In the summer of 1952 the agricultural exhibition in Mannheim was the venue for the launch of the tiniest Allgaier-Porsche, the single-cylinder A 111. It had a conventional tractor’s long wheelbase with the engine over the front wheels, leaving a central gap in which its farming equipment was fitted and deployed. The A 111 and its two-cylinder sister the A 122 had large flywheels to give running stability over difficult terrain instead of the Voith hydraulic couplings previously favored.
Such couplings were optional on the A 122 and standard in the three-cylinder A 133 and four-cylinder A 144, the proud top of the all-diesel Allgaier-Porsche range. While the others had transmissions made by Allgaier, ZF supplied the gearbox for the 4,500-pound A 144. Introduced at the 1953 agricultural exhibition in Cologne, it displaced 3,289 cc and produced 44 hp at 2,000 rpm and, most importantly, 127 lb-ft of torque at 1,400 rpm. From top to bottom of the range the use of standard parts throughout was ruthlessly pursued. Most of the 200-odd A 144s produced were exported.
Mannesmann Replaces Allgaier
In 1955 the Allgaier family began to feel the stress of a growing business that was undercapitalized. Competition from Ferguson tractors in Britain was putting pressure on selling prices.
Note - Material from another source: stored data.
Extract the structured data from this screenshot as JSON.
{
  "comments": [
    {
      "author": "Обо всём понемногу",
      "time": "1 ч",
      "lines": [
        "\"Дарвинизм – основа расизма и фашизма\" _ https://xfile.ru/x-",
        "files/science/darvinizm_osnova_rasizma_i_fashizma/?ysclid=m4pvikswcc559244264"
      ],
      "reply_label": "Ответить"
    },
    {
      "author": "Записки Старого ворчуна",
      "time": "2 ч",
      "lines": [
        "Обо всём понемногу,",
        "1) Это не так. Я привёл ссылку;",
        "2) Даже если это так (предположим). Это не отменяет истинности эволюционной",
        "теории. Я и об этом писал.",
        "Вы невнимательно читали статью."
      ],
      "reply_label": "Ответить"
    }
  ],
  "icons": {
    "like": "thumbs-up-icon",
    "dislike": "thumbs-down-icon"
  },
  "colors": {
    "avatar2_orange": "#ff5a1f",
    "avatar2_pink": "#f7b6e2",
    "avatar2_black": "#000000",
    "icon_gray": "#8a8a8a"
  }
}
At the same time Porsche’s business manager, Albert Prinzing, desired to maintain the benefits of the license and project fees that flowed to Porsche from tractor design and production.
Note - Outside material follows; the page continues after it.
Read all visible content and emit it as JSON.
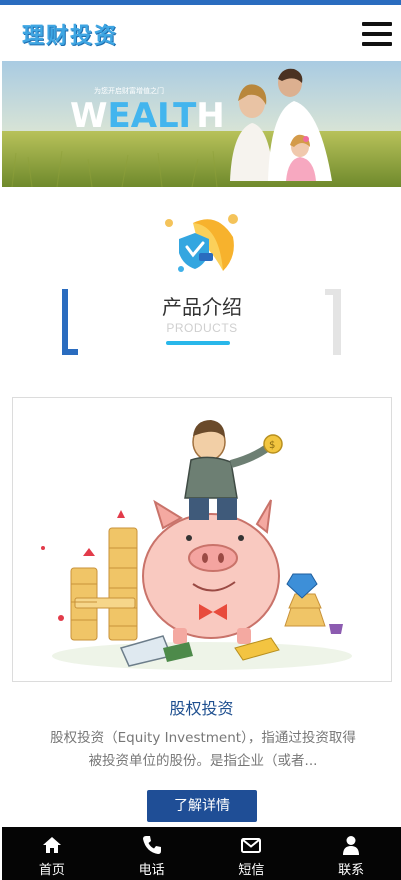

Thus, Prinzing was midwife to a new relationship with industrial firm Mannesmann, which founded the Porsche-Diesel Motorenbau GmbH to take over all tractor production at the beginning of 1956. It moved the works to a newly equipped building in Friedrichshafen with an annual production potential of 16,000 tractors. Prinzing, the new company’s managing director, described the new arrangements as “having the shares taken over by Mannesmann and the management entrusted to a team from Porsche.”
Flagship of the new “Porsche-Diesel” range was the four-cylinder P 144, carried over from the Allgaier A 144. In 1958 this evolved into the more powerful Master 408. Its new double clutch required a longer chassis and wheelbase that did not aid agility. This handicap was overcome with the spring 1960 introduction of the Master 418, which had a new shorter ZF transmission allowing a reduced wheelbase and giving an optional faster top speed.
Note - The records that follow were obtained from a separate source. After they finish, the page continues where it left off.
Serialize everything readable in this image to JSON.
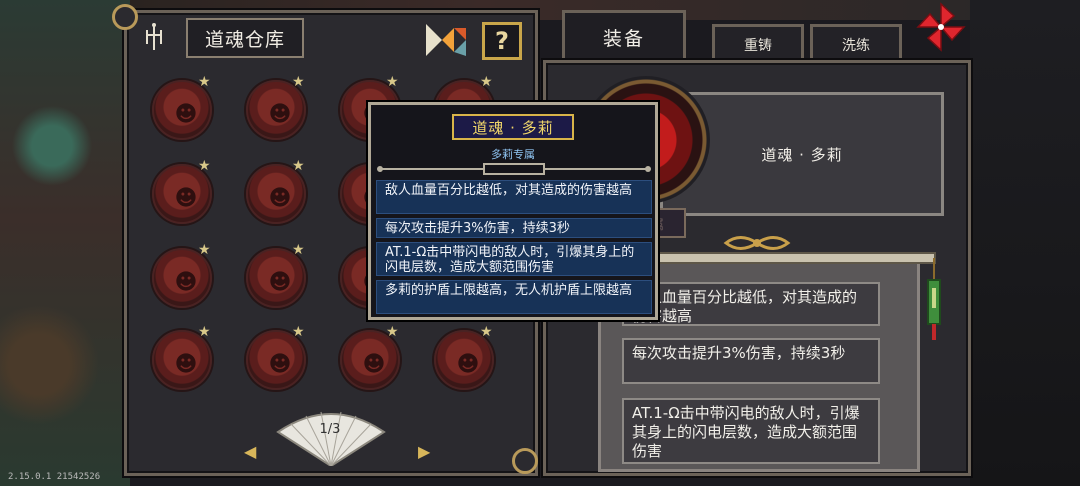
{
  "version": "2.15.0.1 21542526",
  "warehouse": {
    "title": "道魂仓库",
    "help_label": "?",
    "page_indicator": "1/3",
    "prev_label": "◀",
    "next_label": "▶",
    "souls": [
      {
        "face": "☻",
        "star": "★"
      },
      {
        "face": "☻",
        "star": "★"
      },
      {
        "face": "☻",
        "star": "★"
      },
      {
        "face": "☻",
        "star": "★"
      },
      {
        "face": "☻",
        "star": "★"
      },
      {
        "face": "☻",
        "star": "★"
      },
      {
        "face": "☻",
        "star": "★"
      },
      {
        "face": "☻",
        "star": "★"
      },
      {
        "face": "☻",
        "star": "★"
      },
      {
        "face": "☻",
        "star": "★"
      },
      {
        "face": "☻",
        "star": "★"
      },
      {
        "face": "☻",
        "star": "★"
      },
      {
        "face": "☻",
        "star": "★"
      },
      {
        "face": "☻",
        "star": "★"
      },
      {
        "face": "☻",
        "star": "★"
      },
      {
        "face": "☻",
        "star": "★"
      }
    ]
  },
  "tabs": {
    "equip": "装备",
    "recast": "重铸",
    "refine": "洗练"
  },
  "equip_panel": {
    "name": "道魂 · 多莉",
    "tag": "多莉专属",
    "effects": [
      "敌人血量百分比越低，对其造成的伤害越高",
      "每次攻击提升3%伤害，持续3秒",
      "AT.1-Ω击中带闪电的敌人时，引爆其身上的闪电层数，造成大额范围伤害"
    ]
  },
  "tooltip": {
    "title": "道魂 · 多莉",
    "subtitle": "多莉专属",
    "lines": [
      "敌人血量百分比越低，对其造成的伤害越高",
      "每次攻击提升3%伤害，持续3秒",
      "AT.1-Ω击中带闪电的敌人时，引爆其身上的闪电层数，造成大额范围伤害",
      "多莉的护盾上限越高，无人机护盾上限越高"
    ]
  },
  "colors": {
    "panel_border": "#6b6258",
    "gold_accent": "#d8b449",
    "tooltip_line_bg": "#173257",
    "soul_red": "#7a2a25"
  },
  "icons": {
    "fork": "fork-icon",
    "tangram": "tangram-icon",
    "close": "pinwheel-close-icon",
    "star": "star-icon"
  }
}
A powerful two-ton machine, the Master 418 was capable of coping with the most severe demands of its day with its front and rear power takeoffs. The Voith hydraulic clutch in its drive line aided maneuverability and flexibility, as it did in some of the smaller models, which were carried over from the Allgaier operation. This allowed 9,465 tractors to be produced in the transition year of 1956. Names also came into use, with the smallest the Junior, the twin the Standard, the triple the Super, and the Master at the top.
With Karl Rabe now devoting the bulk of his time to tractor development, Porsche brought a number of new ideas to the farming machines, such as infinitely variable transmissions using belts or hydraulics. It also schemed more advanced diesel engines with valves in a vee angle. Although many of these new ideas reached prototype status, none progressed to production in an increasingly cost-constrained environment.
Porsche Tractor Production Ends
Competition from larger rivals and changes in market demand led to the closing of Porsche-Diesel in mid-1963 after some 120,000 tractors were produced. The creation of Porsche-Diesel-Renault Sales GmbH in June 1963 provided a brief continuation, largely using existing components. Soon thereafter the business was dissolved, with Renault carrying on the provision of parts and service.
It had not been an easy road for the Volkstraktor, from its first stirrings in 1937 to a plethora of prototypes, production in 1950 and finally closure in 1963. But it was part and parcel of the Porsche saga, bringing to life a family of tractors of the highest quality. Many are still treasured throughout the world.